Egyptian stone structure in a new guise: Embassy of Egypt by Promontorio

The new Egyptian embassy in the affluent Restelo district of Lisbon takes its place among numerous villas built in the forties and fifties and bordering the roads, whereby many of the villas have been converted into diplomatic representations. The architecture of the Egyptian building is largely determined by the high security requirements that an embassy has to fulfil.

The Egyptian embassy has a central position on the property and is surrounded by gardens. Access to the public entrance and the underground car park is provided through large security gates.
The monolithic building is comprised of various volumes offset and angled to result in several balconies and exterior areas. The façade is formed out of dark, precast panels of glass-fibre reinforced concrete (GRC), a material that displays a particularly high degree of tensile and flexural strength thanks to its combination of sand and glass-fibre. Installed as part of a post-and-lintel structure, the panels are covered in a bas-relief pattern produced using a mould custom-made for the project. The pattern, which imitates the geometric motifs of Egyptian culture in an understated way, creates interesting shadow effects that enliven the solid mass of the façade. At the same time the anthracite-coloured pigment of the concrete accentuates the Egyptian embassy’s monumental appearance and forms a strong contrast to the slender bronze-coloured window profiles.

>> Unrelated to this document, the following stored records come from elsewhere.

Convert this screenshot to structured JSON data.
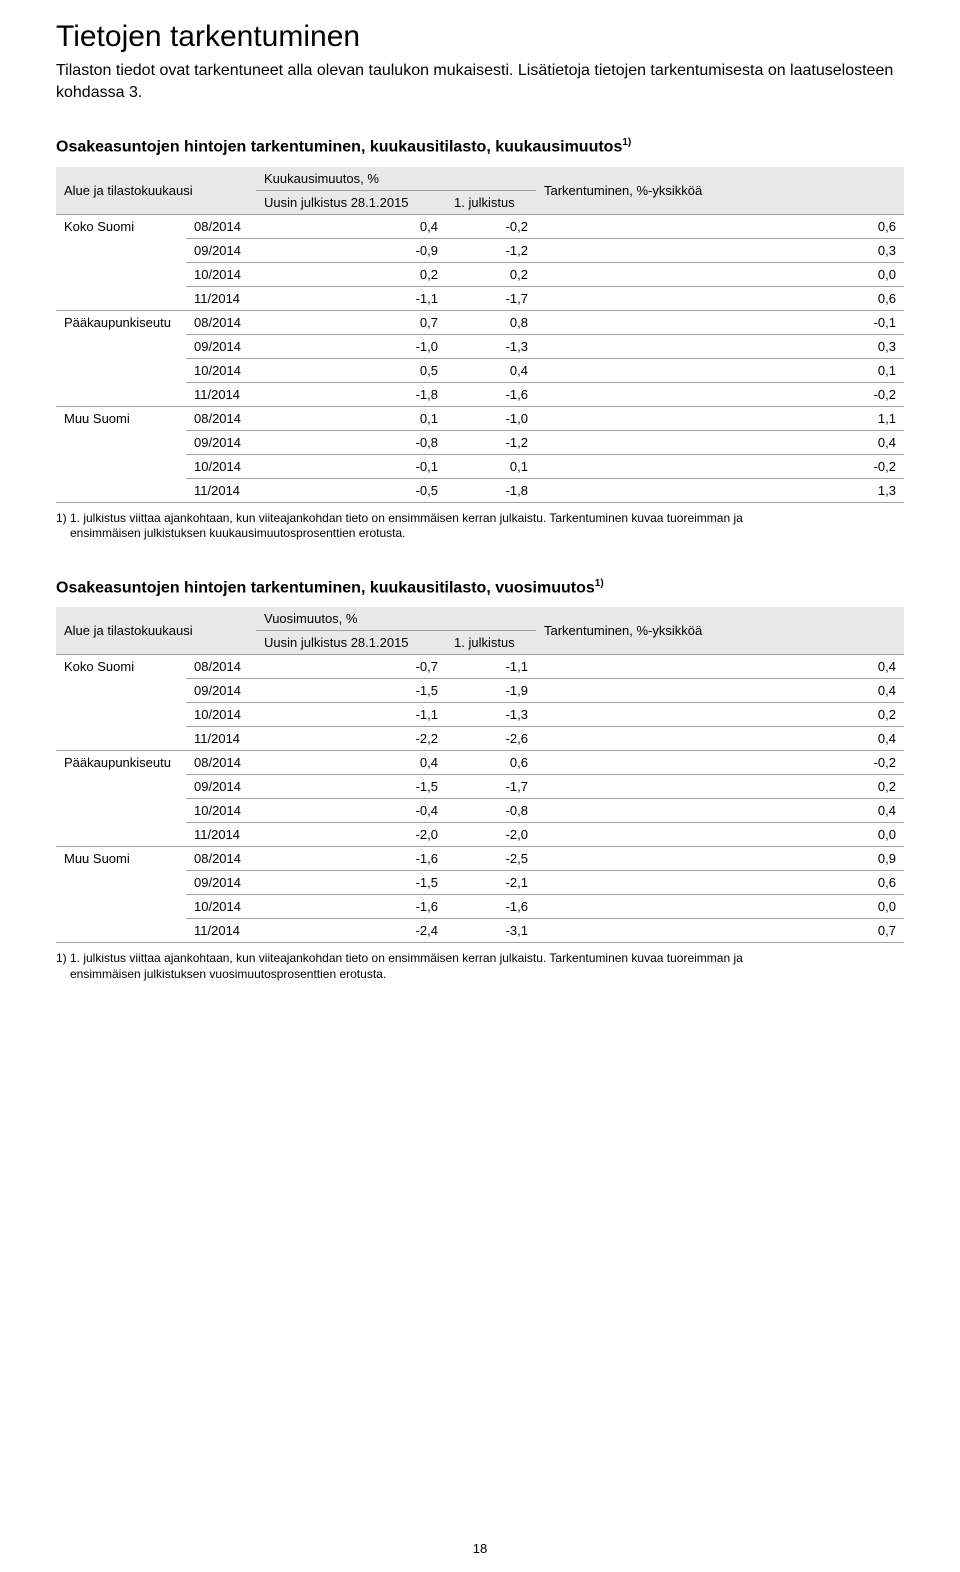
{
  "page": {
    "title": "Tietojen tarkentuminen",
    "intro": "Tilaston tiedot ovat tarkentuneet alla olevan taulukon mukaisesti. Lisätietoja tietojen tarkentumisesta on laatuselosteen kohdassa 3.",
    "page_number": "18"
  },
  "common": {
    "col_region": "Alue ja tilastokuukausi",
    "col_change": "Tarkentuminen, %-yksikköä",
    "col_latest": "Uusin julkistus 28.1.2015",
    "col_first": "1. julkistus"
  },
  "table1": {
    "title_prefix": "Osakeasuntojen hintojen tarkentuminen, kuukausitilasto, kuukausimuutos",
    "sup": "1)",
    "col_mid": "Kuukausimuutos, %",
    "rows": [
      {
        "region": "Koko Suomi",
        "month": "08/2014",
        "a": "0,4",
        "b": "-0,2",
        "c": "0,6"
      },
      {
        "region": "",
        "month": "09/2014",
        "a": "-0,9",
        "b": "-1,2",
        "c": "0,3"
      },
      {
        "region": "",
        "month": "10/2014",
        "a": "0,2",
        "b": "0,2",
        "c": "0,0"
      },
      {
        "region": "",
        "month": "11/2014",
        "a": "-1,1",
        "b": "-1,7",
        "c": "0,6"
      },
      {
        "region": "Pääkaupunkiseutu",
        "month": "08/2014",
        "a": "0,7",
        "b": "0,8",
        "c": "-0,1"
      },
      {
        "region": "",
        "month": "09/2014",
        "a": "-1,0",
        "b": "-1,3",
        "c": "0,3"
      },
      {
        "region": "",
        "month": "10/2014",
        "a": "0,5",
        "b": "0,4",
        "c": "0,1"
      },
      {
        "region": "",
        "month": "11/2014",
        "a": "-1,8",
        "b": "-1,6",
        "c": "-0,2"
      },
      {
        "region": "Muu Suomi",
        "month": "08/2014",
        "a": "0,1",
        "b": "-1,0",
        "c": "1,1"
      },
      {
        "region": "",
        "month": "09/2014",
        "a": "-0,8",
        "b": "-1,2",
        "c": "0,4"
      },
      {
        "region": "",
        "month": "10/2014",
        "a": "-0,1",
        "b": "0,1",
        "c": "-0,2"
      },
      {
        "region": "",
        "month": "11/2014",
        "a": "-0,5",
        "b": "-1,8",
        "c": "1,3"
      }
    ],
    "footnote_line1": "1) 1. julkistus viittaa ajankohtaan, kun viiteajankohdan tieto on ensimmäisen kerran julkaistu. Tarkentuminen kuvaa tuoreimman ja",
    "footnote_line2": "ensimmäisen julkistuksen kuukausimuutosprosenttien erotusta."
  },
  "table2": {
    "title_prefix": "Osakeasuntojen hintojen tarkentuminen, kuukausitilasto, vuosimuutos",
    "sup": "1)",
    "col_mid": "Vuosimuutos, %",
    "rows": [
      {
        "region": "Koko Suomi",
        "month": "08/2014",
        "a": "-0,7",
        "b": "-1,1",
        "c": "0,4"
      },
      {
        "region": "",
        "month": "09/2014",
        "a": "-1,5",
        "b": "-1,9",
        "c": "0,4"
      },
      {
        "region": "",
        "month": "10/2014",
        "a": "-1,1",
        "b": "-1,3",
        "c": "0,2"
      },
      {
        "region": "",
        "month": "11/2014",
        "a": "-2,2",
        "b": "-2,6",
        "c": "0,4"
      },
      {
        "region": "Pääkaupunkiseutu",
        "month": "08/2014",
        "a": "0,4",
        "b": "0,6",
        "c": "-0,2"
      },
      {
        "region": "",
        "month": "09/2014",
        "a": "-1,5",
        "b": "-1,7",
        "c": "0,2"
      },
      {
        "region": "",
        "month": "10/2014",
        "a": "-0,4",
        "b": "-0,8",
        "c": "0,4"
      },
      {
        "region": "",
        "month": "11/2014",
        "a": "-2,0",
        "b": "-2,0",
        "c": "0,0"
      },
      {
        "region": "Muu Suomi",
        "month": "08/2014",
        "a": "-1,6",
        "b": "-2,5",
        "c": "0,9"
      },
      {
        "region": "",
        "month": "09/2014",
        "a": "-1,5",
        "b": "-2,1",
        "c": "0,6"
      },
      {
        "region": "",
        "month": "10/2014",
        "a": "-1,6",
        "b": "-1,6",
        "c": "0,0"
      },
      {
        "region": "",
        "month": "11/2014",
        "a": "-2,4",
        "b": "-3,1",
        "c": "0,7"
      }
    ],
    "footnote_line1": "1) 1. julkistus viittaa ajankohtaan, kun viiteajankohdan tieto on ensimmäisen kerran julkaistu. Tarkentuminen kuvaa tuoreimman ja",
    "footnote_line2": "ensimmäisen julkistuksen vuosimuutosprosenttien erotusta."
  },
  "colors": {
    "header_bg": "#e8e8e8",
    "border": "#a0a0a0",
    "text": "#000000",
    "bg": "#ffffff"
  }
}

Inside the building, sharp lines are drawn between private and public areas. Private uses are located in closed-off rooms, screened off from scrutiny from the outside world, and public ones are restricted solely to atrium areas, meaning visitors can be seen at all times in the building. 

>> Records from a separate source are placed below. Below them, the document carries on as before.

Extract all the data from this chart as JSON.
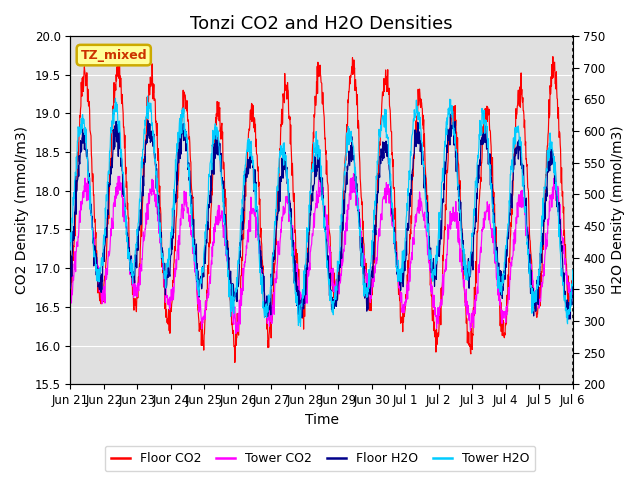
{
  "title": "Tonzi CO2 and H2O Densities",
  "xlabel": "Time",
  "ylabel_left": "CO2 Density (mmol/m3)",
  "ylabel_right": "H2O Density (mmol/m3)",
  "co2_ylim": [
    15.5,
    20.0
  ],
  "h2o_ylim": [
    200,
    750
  ],
  "co2_yticks": [
    15.5,
    16.0,
    16.5,
    17.0,
    17.5,
    18.0,
    18.5,
    19.0,
    19.5,
    20.0
  ],
  "h2o_yticks": [
    200,
    250,
    300,
    350,
    400,
    450,
    500,
    550,
    600,
    650,
    700,
    750
  ],
  "xtick_labels": [
    "Jun 21",
    "Jun 22",
    "Jun 23",
    "Jun 24",
    "Jun 25",
    "Jun 26",
    "Jun 27",
    "Jun 28",
    "Jun 29",
    "Jun 30",
    "Jul 1",
    "Jul 2",
    "Jul 3",
    "Jul 4",
    "Jul 5",
    "Jul 6"
  ],
  "color_floor_co2": "#FF0000",
  "color_tower_co2": "#FF00FF",
  "color_floor_h2o": "#00008B",
  "color_tower_h2o": "#00CCFF",
  "annotation_text": "TZ_mixed",
  "annotation_bg": "#FFFF99",
  "annotation_ec": "#CCAA00",
  "bg_shade_color": "#E0E0E0",
  "legend_labels": [
    "Floor CO2",
    "Tower CO2",
    "Floor H2O",
    "Tower H2O"
  ],
  "title_fontsize": 13,
  "axis_fontsize": 10,
  "tick_fontsize": 8.5,
  "n_days": 15
}
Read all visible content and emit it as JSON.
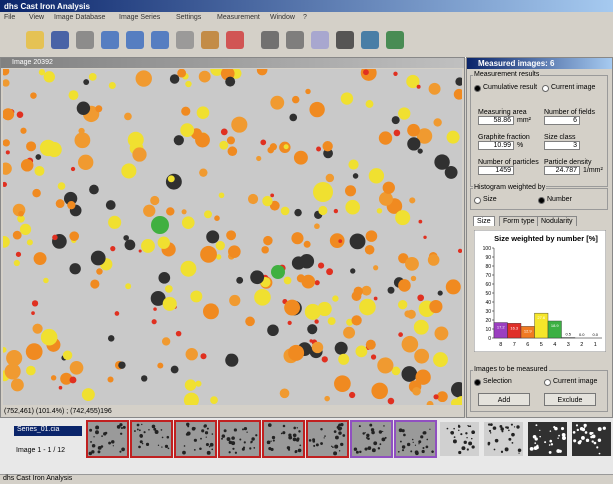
{
  "window": {
    "title": "dhs Cast Iron Analysis"
  },
  "menu": [
    "File",
    "View",
    "Image Database",
    "Image Series",
    "Settings",
    "Measurement",
    "Window",
    "?"
  ],
  "image_window": {
    "title": "Image 20392",
    "status": "(752,461) (101.4%) ; (742,455)196"
  },
  "panel": {
    "title": "Measured images: 6",
    "results_group": "Measurement results",
    "result_options": [
      "Cumulative result",
      "Current image"
    ],
    "result_selected": 0,
    "fields": [
      {
        "label": "Measuring area",
        "value": "58.86",
        "unit": "mm²"
      },
      {
        "label": "Number of fields",
        "value": "6"
      },
      {
        "label": "Graphite fraction",
        "value": "10.99",
        "unit": "%"
      },
      {
        "label": "Size class",
        "value": "3"
      },
      {
        "label": "Number of particles",
        "value": "1459"
      },
      {
        "label": "Particle density",
        "value": "24.787",
        "unit": "1/mm²"
      }
    ],
    "histogram_group": "Histogram weighted by",
    "weight_options": [
      "Size",
      "Number"
    ],
    "weight_selected": 1,
    "tabs": [
      "Size",
      "Form type",
      "Nodularity"
    ],
    "measure_group": "Images to be measured",
    "measure_options": [
      "Selection",
      "Current image"
    ],
    "measure_selected": 0,
    "buttons": [
      "Add",
      "Exclude"
    ]
  },
  "chart_data": {
    "type": "bar",
    "title": "Size weighted by number [%]",
    "categories": [
      "8",
      "7",
      "6",
      "5",
      "4",
      "3",
      "2",
      "1"
    ],
    "values": [
      17.2,
      16.3,
      12.9,
      27.6,
      18.9,
      0.5,
      0,
      0
    ],
    "value_labels": [
      "17.2",
      "16.3",
      "12.9",
      "27.6",
      "18.9",
      "0.5",
      "0.0",
      "0.0"
    ],
    "colors": [
      "#9b3fc0",
      "#e0302a",
      "#f07a22",
      "#f5e62a",
      "#3cb043",
      "#999999",
      "#999999",
      "#999999"
    ],
    "ylim": [
      0,
      100
    ],
    "yticks": [
      0,
      10,
      20,
      30,
      40,
      50,
      60,
      70,
      80,
      90,
      100
    ]
  },
  "series_panel": {
    "file": "Series_01.cia",
    "range": "Image 1 - 1 / 12"
  },
  "statusbar": {
    "text": "dhs Cast Iron Analysis"
  }
}
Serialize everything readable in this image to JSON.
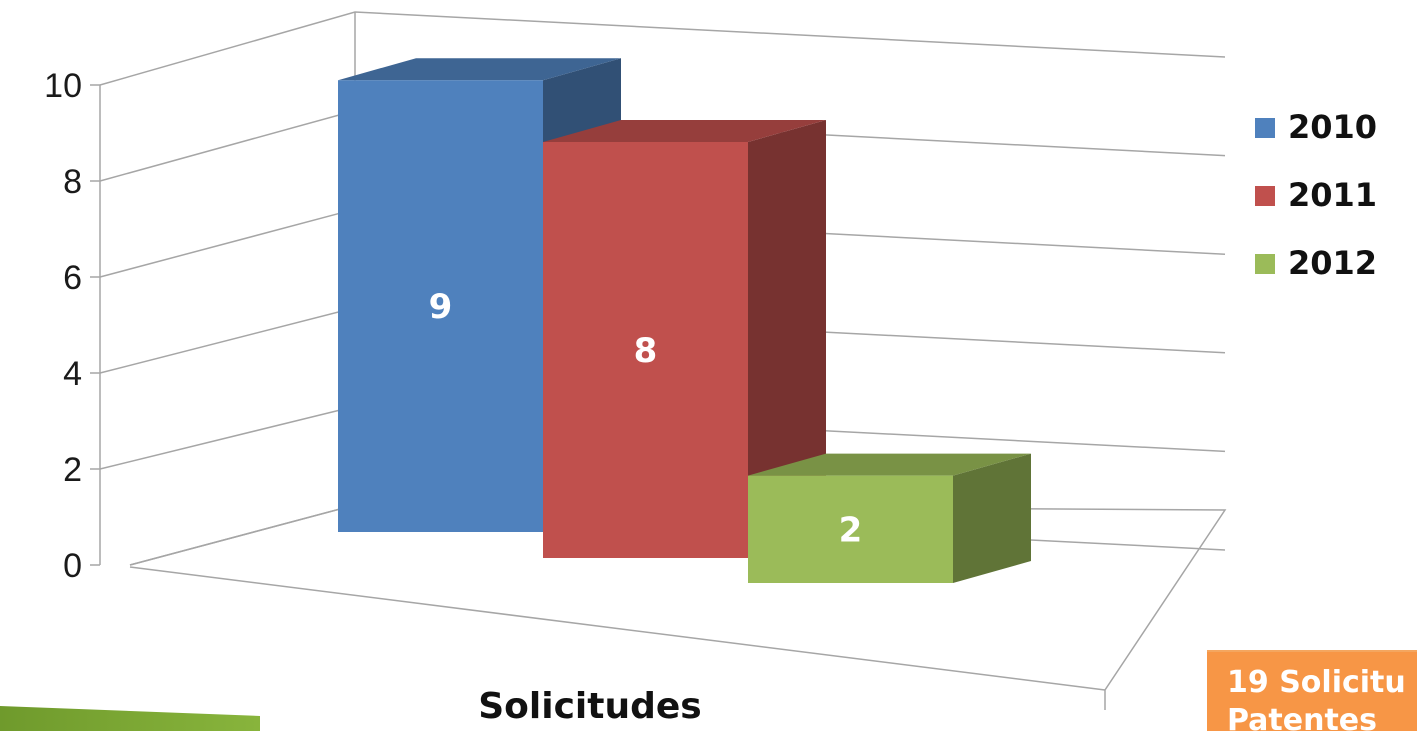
{
  "chart_data": {
    "type": "bar",
    "categories": [
      "Solicitudes"
    ],
    "series": [
      {
        "name": "2010",
        "values": [
          9
        ],
        "color": "#4f81bd"
      },
      {
        "name": "2011",
        "values": [
          8
        ],
        "color": "#c0504d"
      },
      {
        "name": "2012",
        "values": [
          2
        ],
        "color": "#9bbb59"
      }
    ],
    "data_labels": [
      "9",
      "8",
      "2"
    ],
    "y_ticks": [
      "0",
      "2",
      "4",
      "6",
      "8",
      "10"
    ],
    "xlabel": "Solicitudes",
    "ylim": [
      0,
      10
    ],
    "grid": true,
    "style": "3d",
    "legend_position": "right"
  },
  "callout": {
    "line1": "19 Solicitu",
    "line2": "Patentes"
  }
}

Panels made up of vertical timber slats start on the staircase balustrades and continue onto the walls, enveloping the spaces. The texture and grain of the wood create a pleasantly warm atmosphere in the solidly constructed building and form a contrast to the white stone slabs in the rest of the interior.
The large atrium, the building’s centrepiece, is flooded with natural light from a large skylight. A lattice of traditional Egyptian patterns inserted below the glass lends interest by creating a play of light and shade on the white stone of the floor.